I didn’t hear what those questions were because I saw the opening and played a hunch without thinking about it.
Brooks’ office was warded to keep creatures like me in, but zapping visiting goblins with lightning bolts seemed like it would create poor relations with the locals. Since the goblin was standing in the door, I gambled on the wards being temporarily broken by his presence and leapt out of the office as fast as I could.
I wish I could say I planned everything out and weighed my options. Rationally it was a reasonable chance to take since the worst that seemed likely to happen was that I’d wind up shocked on the floor again. The truth though is that I saw an opening and I took it, no thought required.

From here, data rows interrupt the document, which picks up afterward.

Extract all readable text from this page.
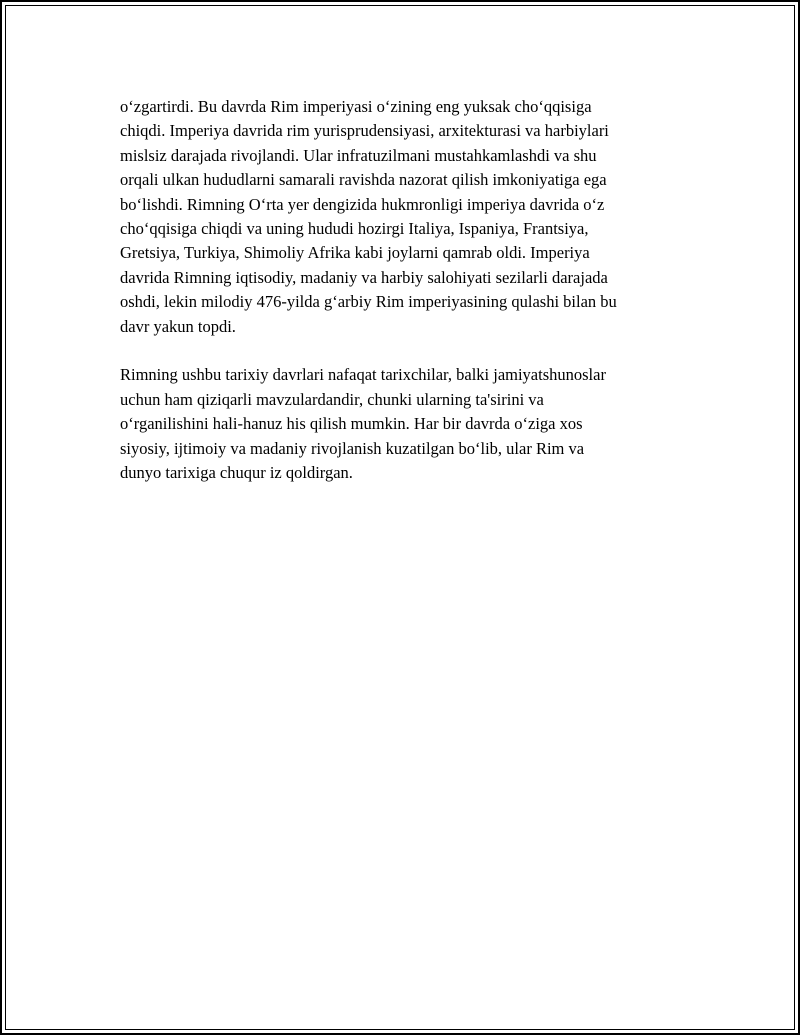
o‘zgartirdi. Bu davrda Rim imperiyasi o‘zining eng yuksak cho‘qqisiga
chiqdi. Imperiya davrida rim yurisprudensiyasi, arxitekturasi va harbiylari
mislsiz darajada rivojlandi. Ular infratuzilmani mustahkamlashdi va shu
orqali ulkan hududlarni samarali ravishda nazorat qilish imkoniyatiga ega
bo‘lishdi. Rimning O‘rta yer dengizida hukmronligi imperiya davrida o‘z
cho‘qqisiga chiqdi va uning hududi hozirgi Italiya, Ispaniya, Frantsiya,
Gretsiya, Turkiya, Shimoliy Afrika kabi joylarni qamrab oldi. Imperiya
davrida Rimning iqtisodiy, madaniy va harbiy salohiyati sezilarli darajada
oshdi, lekin milodiy 476-yilda g‘arbiy Rim imperiyasining qulashi bilan bu
davr yakun topdi.

Rimning ushbu tarixiy davrlari nafaqat tarixchilar, balki jamiyatshunoslar
uchun ham qiziqarli mavzulardandir, chunki ularning ta'sirini va
o‘rganilishini hali-hanuz his qilish mumkin. Har bir davrda o‘ziga xos
siyosiy, ijtimoiy va madaniy rivojlanish kuzatilgan bo‘lib, ular Rim va
dunyo tarixiga chuqur iz qoldirgan.
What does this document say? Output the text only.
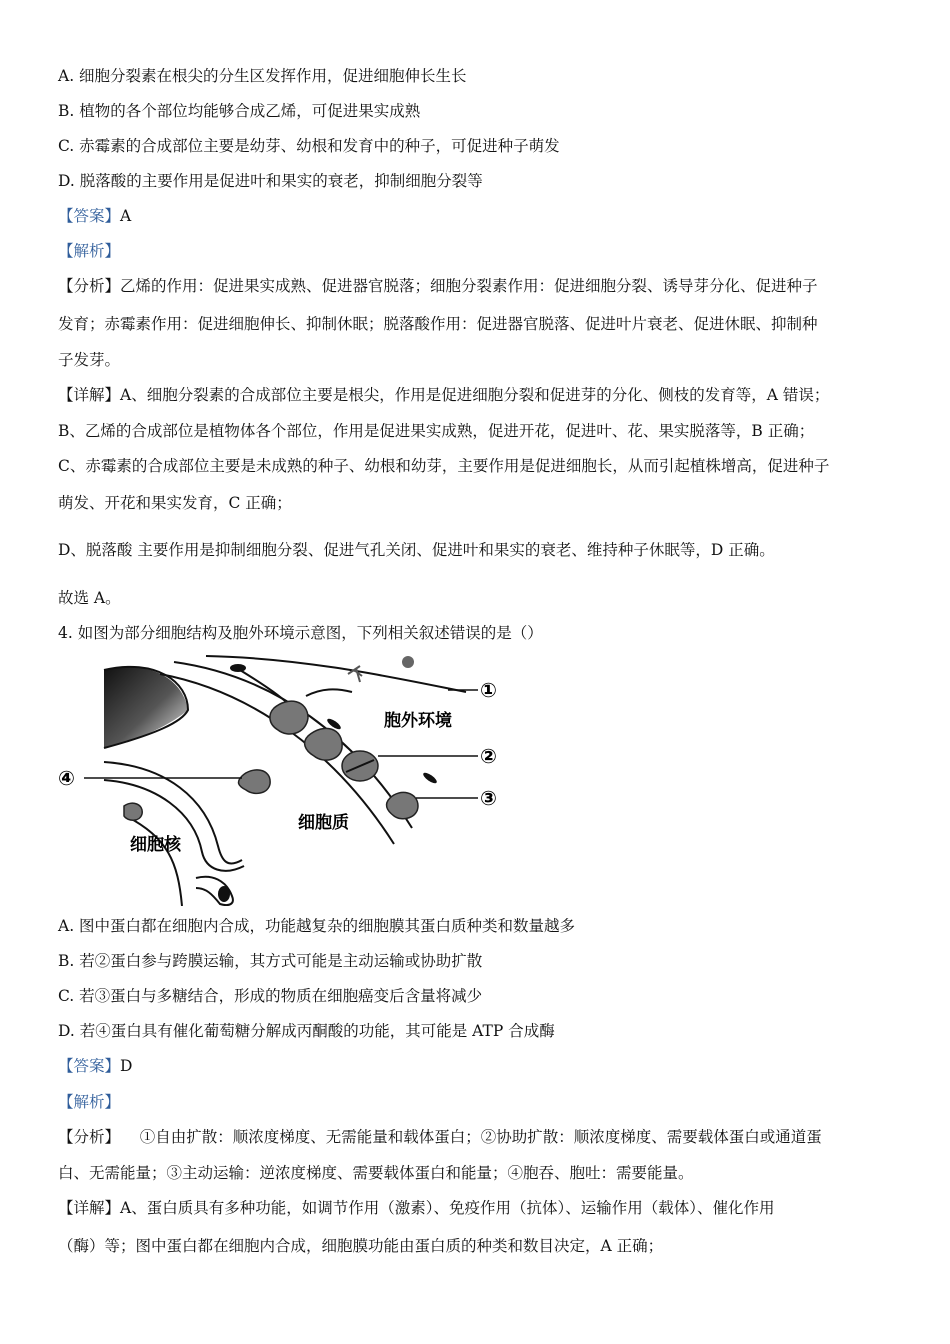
A. 细胞分裂素在根尖的分生区发挥作用，促进细胞伸长生长
B. 植物的各个部位均能够合成乙烯，可促进果实成熟
C. 赤霉素的合成部位主要是幼芽、幼根和发育中的种子，可促进种子萌发
D. 脱落酸的主要作用是促进叶和果实的衰老，抑制细胞分裂等
【答案】A
【解析】
【分析】乙烯的作用：促进果实成熟、促进器官脱落；细胞分裂素作用：促进细胞分裂、诱导芽分化、促进种子
发育；赤霉素作用：促进细胞伸长、抑制休眠；脱落酸作用：促进器官脱落、促进叶片衰老、促进休眠、抑制种
子发芽。
【详解】A、细胞分裂素的合成部位主要是根尖，作用是促进细胞分裂和促进芽的分化、侧枝的发育等，A 错误；
B、乙烯的合成部位是植物体各个部位，作用是促进果实成熟，促进开花，促进叶、花、果实脱落等，B 正确；
C、赤霉素的合成部位主要是未成熟的种子、幼根和幼芽，主要作用是促进细胞长，从而引起植株增高，促进种子
萌发、开花和果实发育，C 正确；
D、脱落酸 主要作用是抑制细胞分裂、促进气孔关闭、促进叶和果实的衰老、维持种子休眠等，D 正确。
故选 A。
4. 如图为部分细胞结构及胞外环境示意图，下列相关叙述错误的是（）
①
②
③
④
胞外环境
细胞质
细胞核
A. 图中蛋白都在细胞内合成，功能越复杂的细胞膜其蛋白质种类和数量越多
B. 若②蛋白参与跨膜运输，其方式可能是主动运输或协助扩散
C. 若③蛋白与多糖结合，形成的物质在细胞癌变后含量将减少
D. 若④蛋白具有催化葡萄糖分解成丙酮酸的功能，其可能是 ATP 合成酶
【答案】D
【解析】
【分析】    ①自由扩散：顺浓度梯度、无需能量和载体蛋白；②协助扩散：顺浓度梯度、需要载体蛋白或通道蛋
白、无需能量；③主动运输：逆浓度梯度、需要载体蛋白和能量；④胞吞、胞吐：需要能量。
【详解】A、蛋白质具有多种功能，如调节作用（激素）、免疫作用（抗体）、运输作用（载体）、催化作用
（酶）等；图中蛋白都在细胞内合成，细胞膜功能由蛋白质的种类和数目决定，A 正确；
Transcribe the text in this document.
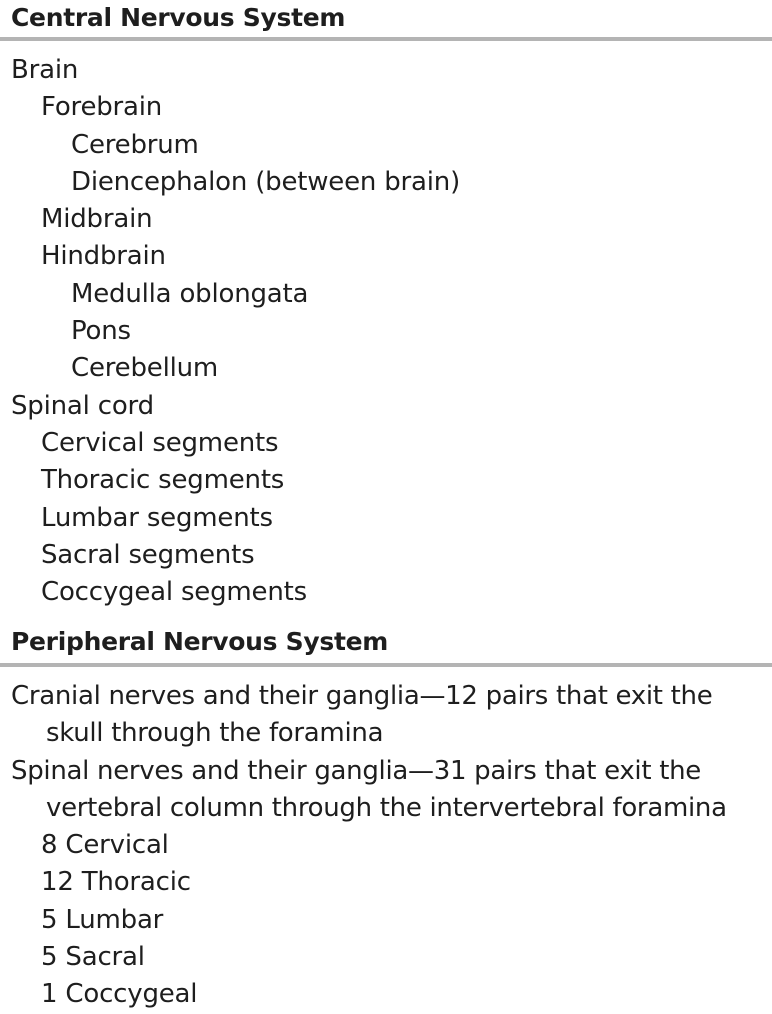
Central Nervous System
Brain
Forebrain
Cerebrum
Diencephalon (between brain)
Midbrain
Hindbrain
Medulla oblongata
Pons
Cerebellum
Spinal cord
Cervical segments
Thoracic segments
Lumbar segments
Sacral segments
Coccygeal segments
Peripheral Nervous System
Cranial nerves and their ganglia—12 pairs that exit the skull through the foramina
Spinal nerves and their ganglia—31 pairs that exit the vertebral column through the intervertebral foramina
8 Cervical
12 Thoracic
5 Lumbar
5 Sacral
1 Coccygeal
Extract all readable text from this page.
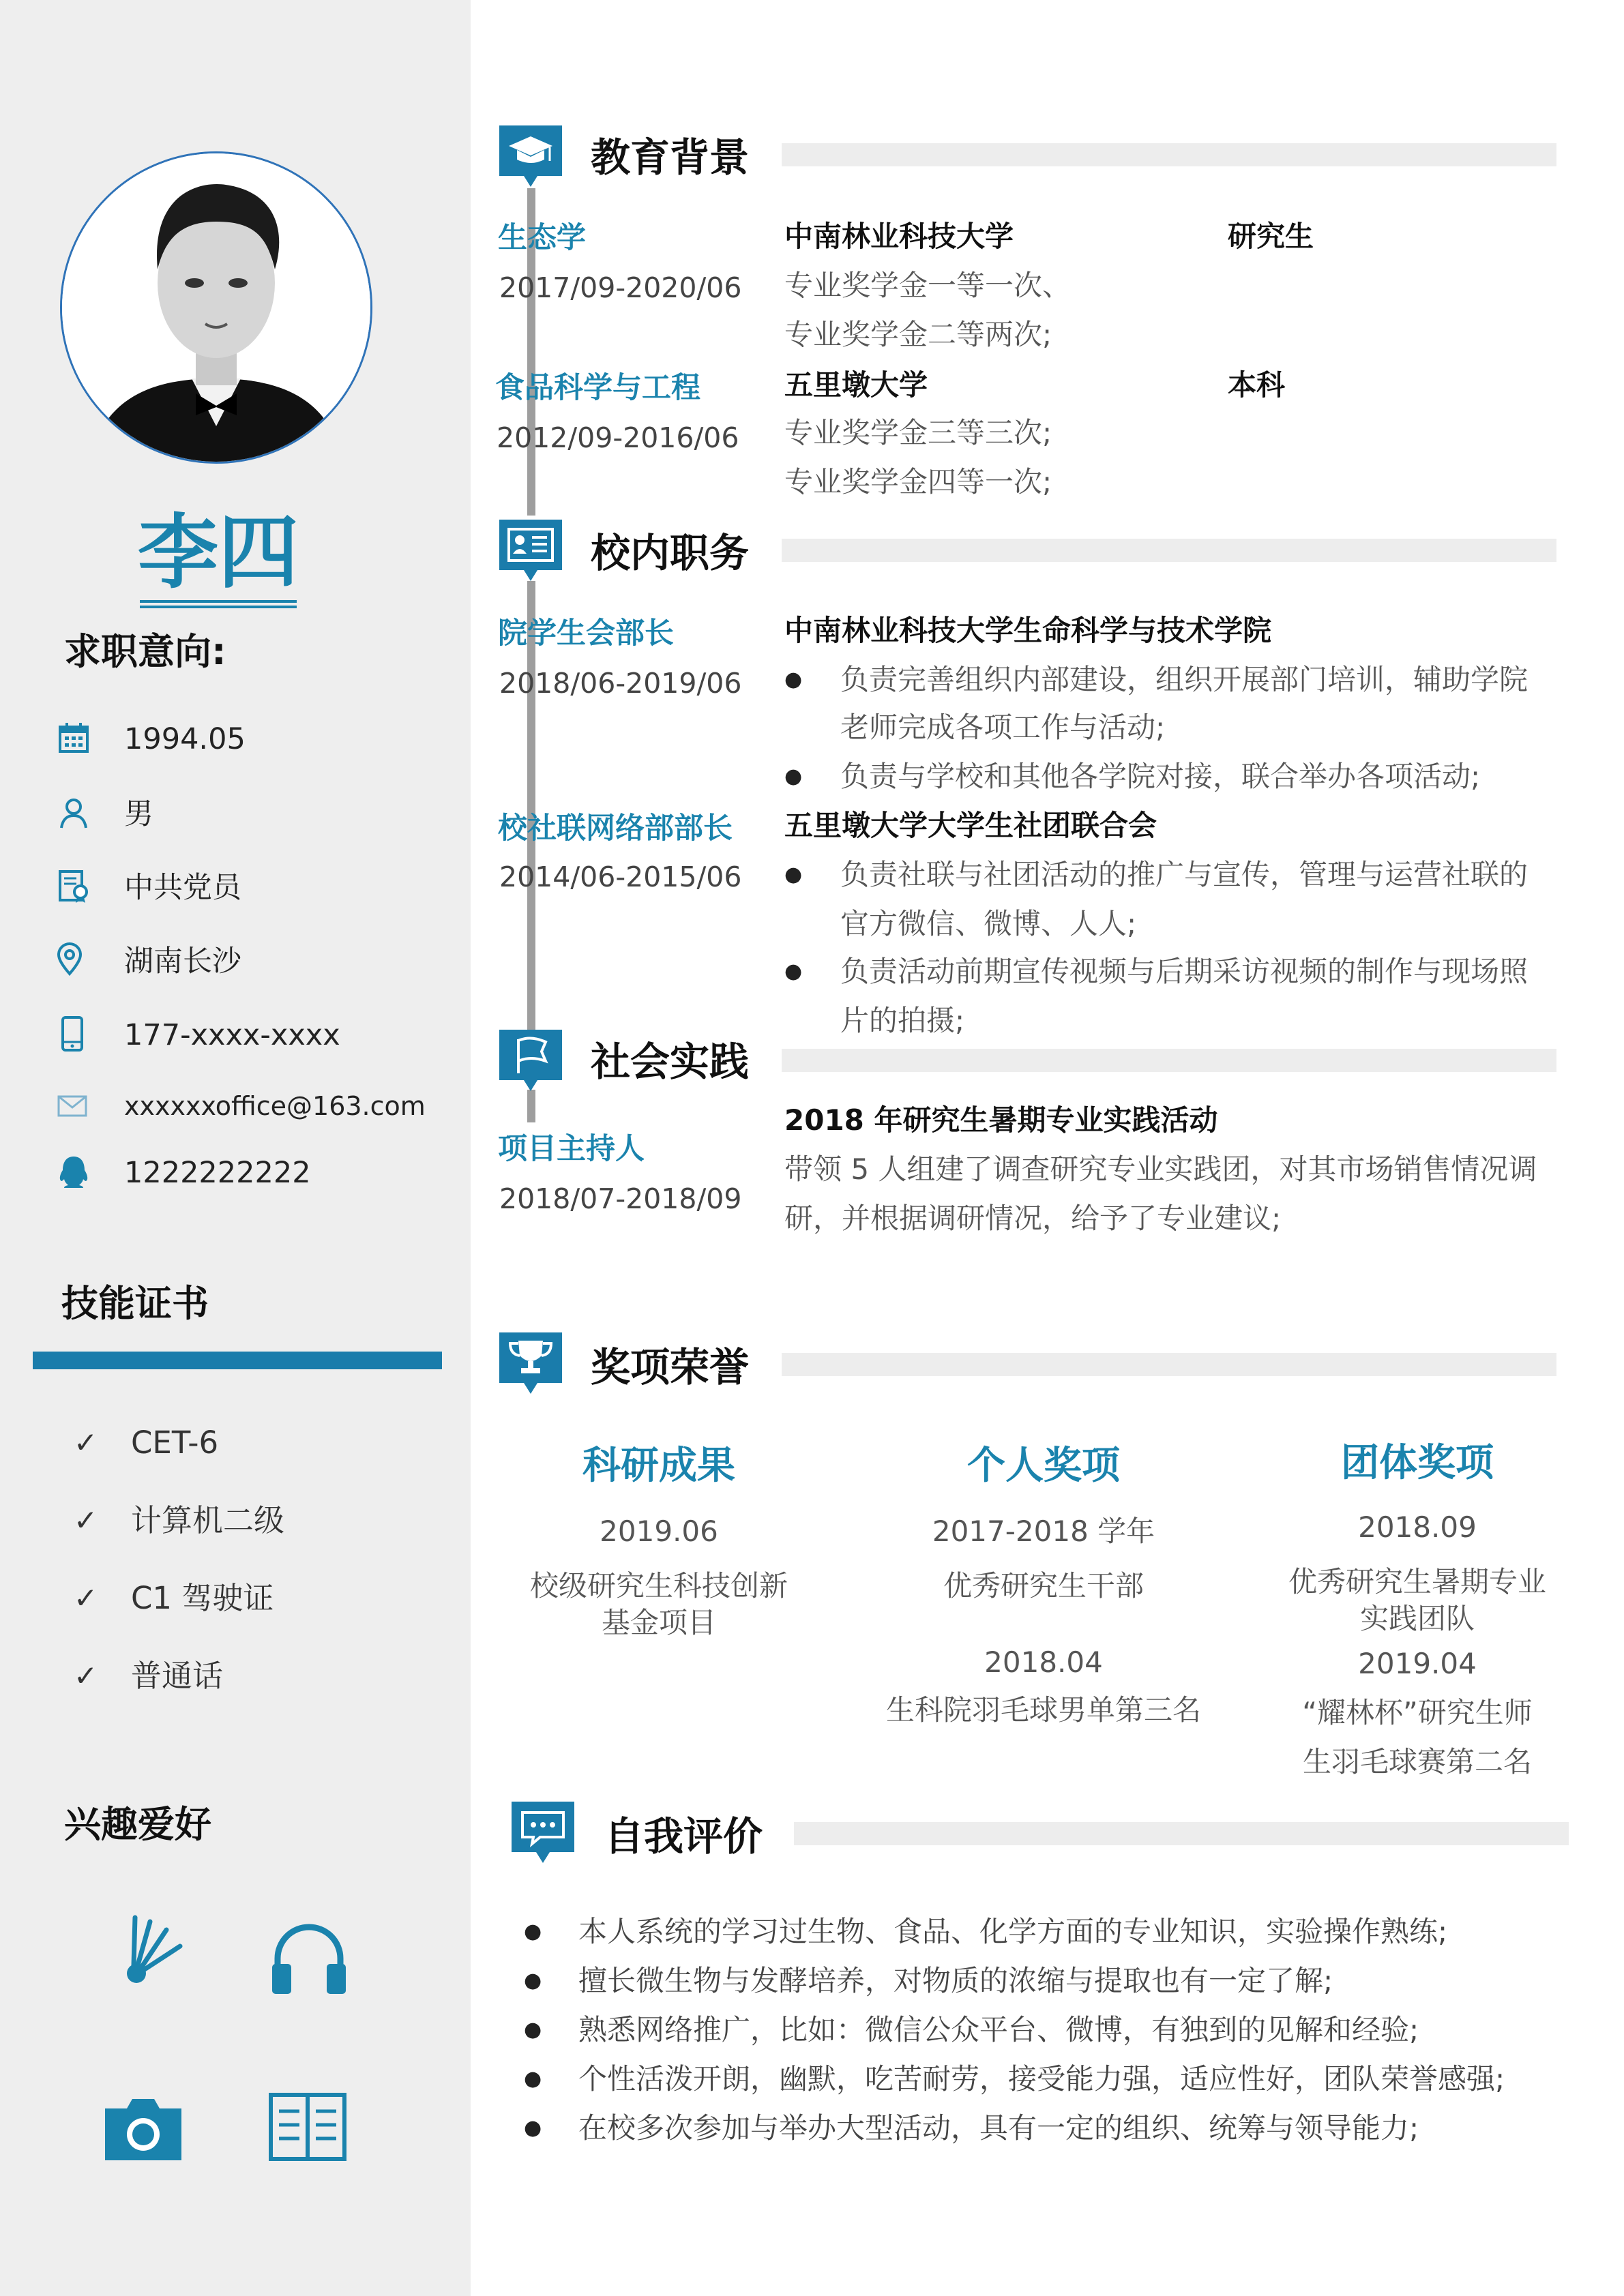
李四
求职意向:
1994.05
男
中共党员
湖南长沙
177-xxxx-xxxx
xxxxxxoffice@163.com
1222222222
技能证书
✓ CET-6
✓ 计算机二级
✓ C1 驾驶证
✓ 普通话
兴趣爱好
教育背景
生态学
2017/09-2020/06
中南林业科技大学	研究生
专业奖学金一等一次、
专业奖学金二等两次;
食品科学与工程
2012/09-2016/06
五里墩大学	本科
专业奖学金三等三次;
专业奖学金四等一次;
校内职务
院学生会部长
2018/06-2019/06
中南林业科技大学生命科学与技术学院
● 负责完善组织内部建设，组织开展部门培训，辅助学院
老师完成各项工作与活动;
● 负责与学校和其他各学院对接，联合举办各项活动;
校社联网络部部长
2014/06-2015/06
五里墩大学大学生社团联合会
● 负责社联与社团活动的推广与宣传，管理与运营社联的
官方微信、微博、人人;
● 负责活动前期宣传视频与后期采访视频的制作与现场照
片的拍摄;
社会实践
项目主持人
2018/07-2018/09
2018 年研究生暑期专业实践活动
带领 5 人组建了调查研究专业实践团，对其市场销售情况调
研，并根据调研情况，给予了专业建议;
奖项荣誉
科研成果
2019.06
校级研究生科技创新
基金项目
个人奖项
2017-2018 学年
优秀研究生干部
2018.04
生科院羽毛球男单第三名
团体奖项
2018.09
优秀研究生暑期专业
实践团队
2019.04
“耀林杯”研究生师
生羽毛球赛第二名
自我评价
● 本人系统的学习过生物、食品、化学方面的专业知识，实验操作熟练;
● 擅长微生物与发酵培养，对物质的浓缩与提取也有一定了解;
● 熟悉网络推广，比如：微信公众平台、微博，有独到的见解和经验;
● 个性活泼开朗，幽默，吃苦耐劳，接受能力强，适应性好，团队荣誉感强;
● 在校多次参加与举办大型活动，具有一定的组织、统筹与领导能力;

That kind of move ends in tears nine times out of ten if you listen to worry worts like Penny, but even if that was true, sometimes you come up aces. The wards didn’t fire and I sailed out the door and was off faster than an arrow from a bow.
The humans and the goblin, having rational reaction times, couldn’t do anything to stop me. Wolf on the other hand was more than capable of matching my animalistic reaction times. I was halfway down the hall when he caught me and snapped me up in his jaws.
Being grabbed by a wolf’s teeth? Not a super fun experience. I had one moment of shock and then I was being lifted up right into his maw.
Or, onto his back.
I was as surprised by that as he was I think.
“Tell me where to go,” he said.
“Does this mean we have a deal?” I asked.
“Double or nothing,” he said, taking a flight of stairs in single leap.
And like that we were off, Wolf’s paws racing so fast that we practically flew out of the Goblin Deeps and on to brighter lands that housed a much deeper darkness.